In the spring of 1919, the impresario Sergei Diaghilev began work on a new idea: a ballet based on the Renaissance
characters of commedia dell’arte, with set designs by Pablo Picasso and music by Ottorino Respighi. (The Italian
theatrical tradition had been enjoying a brief revival: Richard Strauss’s Ariadne auf Naxos and Arnold Schoenberg’s
Pierrot Lunaire date from this period, too.) When Respighi withdrew from the project, Diaghilev approached Igor
Stravinsky, his collaborator on wildly successful productions of The Rite of Spring, Petrushka, and The Firebird.
Diaghilev did not want an original score, however.
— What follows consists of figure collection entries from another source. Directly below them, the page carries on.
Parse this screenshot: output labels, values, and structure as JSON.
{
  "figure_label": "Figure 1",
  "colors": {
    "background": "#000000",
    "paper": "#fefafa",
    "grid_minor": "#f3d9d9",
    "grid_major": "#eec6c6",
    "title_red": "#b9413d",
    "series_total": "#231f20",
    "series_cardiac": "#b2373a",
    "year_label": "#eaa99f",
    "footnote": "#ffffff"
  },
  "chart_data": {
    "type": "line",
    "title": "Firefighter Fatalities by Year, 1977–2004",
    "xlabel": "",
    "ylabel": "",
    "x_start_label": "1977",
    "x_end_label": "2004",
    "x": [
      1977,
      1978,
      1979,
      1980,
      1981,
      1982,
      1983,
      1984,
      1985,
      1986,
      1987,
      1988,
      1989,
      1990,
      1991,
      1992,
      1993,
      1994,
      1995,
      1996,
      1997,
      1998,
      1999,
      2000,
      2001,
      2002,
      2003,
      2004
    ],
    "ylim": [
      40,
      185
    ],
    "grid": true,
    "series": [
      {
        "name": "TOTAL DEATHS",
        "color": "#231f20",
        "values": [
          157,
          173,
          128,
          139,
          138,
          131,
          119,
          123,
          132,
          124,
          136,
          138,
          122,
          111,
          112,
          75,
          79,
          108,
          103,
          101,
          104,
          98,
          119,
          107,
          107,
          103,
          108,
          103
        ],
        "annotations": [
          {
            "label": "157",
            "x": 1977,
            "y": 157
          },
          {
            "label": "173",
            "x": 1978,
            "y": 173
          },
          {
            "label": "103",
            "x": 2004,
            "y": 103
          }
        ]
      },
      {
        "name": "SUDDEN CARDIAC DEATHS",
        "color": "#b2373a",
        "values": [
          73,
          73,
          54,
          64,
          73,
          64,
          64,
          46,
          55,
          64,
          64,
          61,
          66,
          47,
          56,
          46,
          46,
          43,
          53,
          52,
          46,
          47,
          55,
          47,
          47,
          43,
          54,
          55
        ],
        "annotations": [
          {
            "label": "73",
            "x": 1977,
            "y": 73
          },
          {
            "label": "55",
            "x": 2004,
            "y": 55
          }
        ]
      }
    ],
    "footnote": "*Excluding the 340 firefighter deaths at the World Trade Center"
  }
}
Hoping to evoke the sense of a bygone era, he wanted his friend to
orchestrate pieces believed at the time to be by the 18th-century composer Giovanni Battista Pergolesi (since then,
scholars have shown that many were misattributed). Stravinsky had some initial reservations but agreed to look at the
music—and as the composer later recalled, “I looked and fell in love.” Pulcinella was a huge success, and it achieved
even greater renown as a concert suite (containing 11 of the original 18 movements) and transcriptions (the
Suite
italienne
) for violin or cello and piano.
Perhaps even more crucial is Pulcinella’s significance among Stravinsky’s works. Stravinsky said several decades later,
“Pulcinella was my discovery of the past, the epiphany through which the whole of my late work became possible.”
Stravinsky retained the spirit of the source material and infused it with something uniquely his own, striking a
delicate balance between past and present that ultimately came to be known as the “Neoclassical” style. This had a
profound impact on Stravinsky’s output. Although only one of his subsequent compositions is based on another composer’s
music (the 1928 ballet The Fairy’s Kiss, in which he reworked music by Tchaikovsky), many of the pieces that he wrote
between 1920 and 1950—such the Dumbarton Oaks Concerto, Oedipus Rex, and The Rake’s Progress—are indebted to older
models.
The source material comprises much of Pulcinella’s score; Stravinsky hardly alters the original melodic and bass lines.
In contrast to the massive instrumental forces of his earlier ballets, the instrumentation is relatively simple and
sparse. Straightforward meters replace the complex rhythms used so dramatically in works like The Rite of Spring. Yet
modern touches are clearly audible throughout the work, appearing as sly, witty anachronisms of harmony, rhythm, and
timbre. Inner voices are also altered, producing flashes of 20th-century dissonance. While Stravinsky’s approach to the
earlier sources is nuanced and subtle, the result is one of the most original—and arguably one of the most
significant—works of the 20th century.